Les premiers détenus en novembre 2013

NICOLAS DRUEZ

vendredi 10 août 2012, 09:15

Les premiers détenus en novembre 2013

Les travaux de la future prison de Marche avancent à une vitesse impressionnante La ministre Turtelboom a pu le constater © Nicolas Druez

Il y a neuf mois, le premier camion rentrait sur le site… Quinze hectares avec des prairies, à la sortie de Marche-en-Famenne en direction de Liège. Depuis, plus de cent hommes se relaient chaque jour pour faire sortir de terre une prison. Une véritable ruche. Les travaux se déroulent à une vitesse impressionnante. Jeudi après-midi, la ministre de la Justice, Annemie Turtelboom (Open VLD), est venue constater l'avancement du chantier. Elle a visité les premières cellules individuelles, de dix mètres carrés.

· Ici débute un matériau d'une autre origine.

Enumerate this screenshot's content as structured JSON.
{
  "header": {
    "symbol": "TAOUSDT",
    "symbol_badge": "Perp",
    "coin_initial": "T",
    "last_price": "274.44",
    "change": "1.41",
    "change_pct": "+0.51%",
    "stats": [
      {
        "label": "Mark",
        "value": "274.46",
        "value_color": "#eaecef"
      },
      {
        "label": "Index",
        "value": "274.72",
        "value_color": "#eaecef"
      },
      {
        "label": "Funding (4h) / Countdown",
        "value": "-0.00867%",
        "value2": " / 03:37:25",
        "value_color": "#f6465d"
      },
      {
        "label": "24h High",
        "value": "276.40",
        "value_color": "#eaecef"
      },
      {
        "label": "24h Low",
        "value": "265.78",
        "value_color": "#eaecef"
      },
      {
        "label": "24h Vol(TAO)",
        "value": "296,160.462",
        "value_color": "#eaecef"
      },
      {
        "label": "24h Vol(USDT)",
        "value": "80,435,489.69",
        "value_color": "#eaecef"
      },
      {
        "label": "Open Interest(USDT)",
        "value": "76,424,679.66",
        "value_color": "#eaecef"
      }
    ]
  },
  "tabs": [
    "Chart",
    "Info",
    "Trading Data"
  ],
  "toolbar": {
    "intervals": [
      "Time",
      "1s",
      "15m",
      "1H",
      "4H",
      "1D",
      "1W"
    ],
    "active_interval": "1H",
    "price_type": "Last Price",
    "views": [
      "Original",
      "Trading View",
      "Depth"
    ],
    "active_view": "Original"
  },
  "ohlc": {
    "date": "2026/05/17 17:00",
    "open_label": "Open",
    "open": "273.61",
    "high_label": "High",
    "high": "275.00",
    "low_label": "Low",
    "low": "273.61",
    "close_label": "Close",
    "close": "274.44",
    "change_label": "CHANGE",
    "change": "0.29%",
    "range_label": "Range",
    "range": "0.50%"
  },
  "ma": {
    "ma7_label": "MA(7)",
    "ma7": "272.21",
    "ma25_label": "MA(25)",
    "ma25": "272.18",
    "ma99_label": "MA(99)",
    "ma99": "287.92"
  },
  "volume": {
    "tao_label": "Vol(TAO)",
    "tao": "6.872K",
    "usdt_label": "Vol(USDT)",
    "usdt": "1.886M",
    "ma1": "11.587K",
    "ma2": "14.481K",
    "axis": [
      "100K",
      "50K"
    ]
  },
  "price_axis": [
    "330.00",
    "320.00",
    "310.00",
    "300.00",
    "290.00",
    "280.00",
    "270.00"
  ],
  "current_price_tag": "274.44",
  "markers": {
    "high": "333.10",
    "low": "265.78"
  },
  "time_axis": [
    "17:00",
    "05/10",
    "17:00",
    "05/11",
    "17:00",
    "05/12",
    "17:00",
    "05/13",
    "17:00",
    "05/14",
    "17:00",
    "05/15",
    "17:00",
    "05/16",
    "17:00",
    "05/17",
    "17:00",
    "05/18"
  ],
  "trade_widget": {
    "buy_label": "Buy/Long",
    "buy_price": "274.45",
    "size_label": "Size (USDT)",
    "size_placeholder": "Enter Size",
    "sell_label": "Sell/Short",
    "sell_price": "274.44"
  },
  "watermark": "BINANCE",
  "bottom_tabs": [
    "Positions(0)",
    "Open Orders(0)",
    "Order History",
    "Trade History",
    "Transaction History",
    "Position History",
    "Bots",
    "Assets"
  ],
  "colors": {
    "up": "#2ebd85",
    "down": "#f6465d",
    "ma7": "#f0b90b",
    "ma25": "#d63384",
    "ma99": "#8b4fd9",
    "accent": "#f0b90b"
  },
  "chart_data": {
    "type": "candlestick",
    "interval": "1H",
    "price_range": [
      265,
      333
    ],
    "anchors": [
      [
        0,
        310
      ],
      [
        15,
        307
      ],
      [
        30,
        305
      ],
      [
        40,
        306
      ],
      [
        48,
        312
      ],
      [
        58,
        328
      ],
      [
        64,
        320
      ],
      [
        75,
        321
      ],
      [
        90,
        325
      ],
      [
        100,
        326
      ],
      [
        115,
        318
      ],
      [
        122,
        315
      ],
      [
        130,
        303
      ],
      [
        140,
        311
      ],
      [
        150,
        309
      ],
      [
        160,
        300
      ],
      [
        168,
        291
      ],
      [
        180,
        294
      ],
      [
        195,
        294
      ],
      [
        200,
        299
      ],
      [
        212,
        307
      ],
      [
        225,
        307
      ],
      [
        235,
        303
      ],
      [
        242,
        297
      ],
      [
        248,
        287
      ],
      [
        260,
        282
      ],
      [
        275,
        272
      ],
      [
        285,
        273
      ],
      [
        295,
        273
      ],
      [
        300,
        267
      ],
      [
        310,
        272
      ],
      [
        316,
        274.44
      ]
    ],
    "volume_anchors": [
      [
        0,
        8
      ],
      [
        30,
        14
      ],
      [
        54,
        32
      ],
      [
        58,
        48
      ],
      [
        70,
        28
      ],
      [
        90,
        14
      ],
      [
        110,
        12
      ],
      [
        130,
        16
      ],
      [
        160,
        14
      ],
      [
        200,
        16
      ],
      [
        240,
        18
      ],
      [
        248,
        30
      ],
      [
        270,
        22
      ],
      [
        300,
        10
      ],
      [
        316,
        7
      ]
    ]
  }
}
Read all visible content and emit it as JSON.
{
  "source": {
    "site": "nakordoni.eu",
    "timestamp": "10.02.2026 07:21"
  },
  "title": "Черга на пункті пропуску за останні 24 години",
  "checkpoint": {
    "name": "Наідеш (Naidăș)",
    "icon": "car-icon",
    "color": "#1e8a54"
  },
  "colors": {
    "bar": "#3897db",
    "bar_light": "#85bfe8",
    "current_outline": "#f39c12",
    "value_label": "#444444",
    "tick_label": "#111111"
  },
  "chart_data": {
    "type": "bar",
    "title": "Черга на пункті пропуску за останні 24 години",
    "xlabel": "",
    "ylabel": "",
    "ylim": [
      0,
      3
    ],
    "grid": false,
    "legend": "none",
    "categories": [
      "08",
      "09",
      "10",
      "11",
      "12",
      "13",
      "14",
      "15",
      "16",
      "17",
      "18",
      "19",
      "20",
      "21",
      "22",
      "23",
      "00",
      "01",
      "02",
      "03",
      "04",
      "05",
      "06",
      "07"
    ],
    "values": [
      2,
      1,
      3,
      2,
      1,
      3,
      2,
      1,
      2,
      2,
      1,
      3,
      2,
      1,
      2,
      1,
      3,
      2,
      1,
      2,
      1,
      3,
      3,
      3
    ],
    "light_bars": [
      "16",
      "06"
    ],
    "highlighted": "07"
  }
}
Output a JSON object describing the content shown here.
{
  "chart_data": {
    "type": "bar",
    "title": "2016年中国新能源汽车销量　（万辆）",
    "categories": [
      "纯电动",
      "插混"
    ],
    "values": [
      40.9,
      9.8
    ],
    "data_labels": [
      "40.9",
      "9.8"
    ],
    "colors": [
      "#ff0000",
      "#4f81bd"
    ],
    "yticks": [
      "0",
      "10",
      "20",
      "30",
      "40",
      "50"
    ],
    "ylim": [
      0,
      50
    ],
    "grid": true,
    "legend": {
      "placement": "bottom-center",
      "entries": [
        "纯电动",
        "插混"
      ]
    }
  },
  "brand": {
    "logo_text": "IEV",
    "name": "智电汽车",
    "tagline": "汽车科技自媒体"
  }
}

L'établissement pénitentiaire de Marche-en-Famenne (312 places) est le premier du Masterplan de l'État fédéral à être construit. Les premiers détenus seront accueillis en novembre 2013. Jusqu'ici, le planning est respecté. « Nous sommes dans les temps. Grâce notamment aux efforts de la commune pour tous les permis, nous n'avons connu aucun souci administratif, commente Johan Van Den Broeck, directeur chez Eiffage, le groupe responsable du projet. Les conditions n'ont pas été faciles en hiver car le climat est rude et c'était au moment des fondations, mais ce cap est passé. Nous sommes en train d'achever le gros œuvre. »

La découverte d'engins explosifs sur les grues ne semble plus qu'un mauvais souvenir et personne ne souhaite encore commenter cet épisode. La ministre de la Justice est satisfaite de voir l'évolution, en neuf mois. « Les délais sont tenus, souligne Annemie Turtleboom. C'est un bon projet. »

Au départ, la prison de Marche-en-Famenne devait compenser la fermeture des établissements de Dinant et de Namur. Cette option n'est plus d'actualité, pour l'instant. « Ce dont nous avons besoin, c'est d'augmenter la capacité, pour diminuer le problème de surpopulation. Cet objectif a été fixé pour la fin de la législature », ajoute la ministre.

La prison prendra encore davantage la forme d'un site complètement sécurisé d'ici quinze jours, avec l'édification du mur d'enceinte, de six mètres de haut. « Ce dispositif sera complété par une double clôture », indique Johan Van Den Broeck. Les équipes s'attaqueront aussi prochainement à une phase délicate, qui concerne l'électricité. « Vous avez beaucoup d'installations liées à la sécurité et il s'agit de quelque chose de complexe », dit-il. Le recrutement du personnel se déroule lui normalement, d'après la ministre. La mise en service de la prison entraînera la création de trois cents emplois.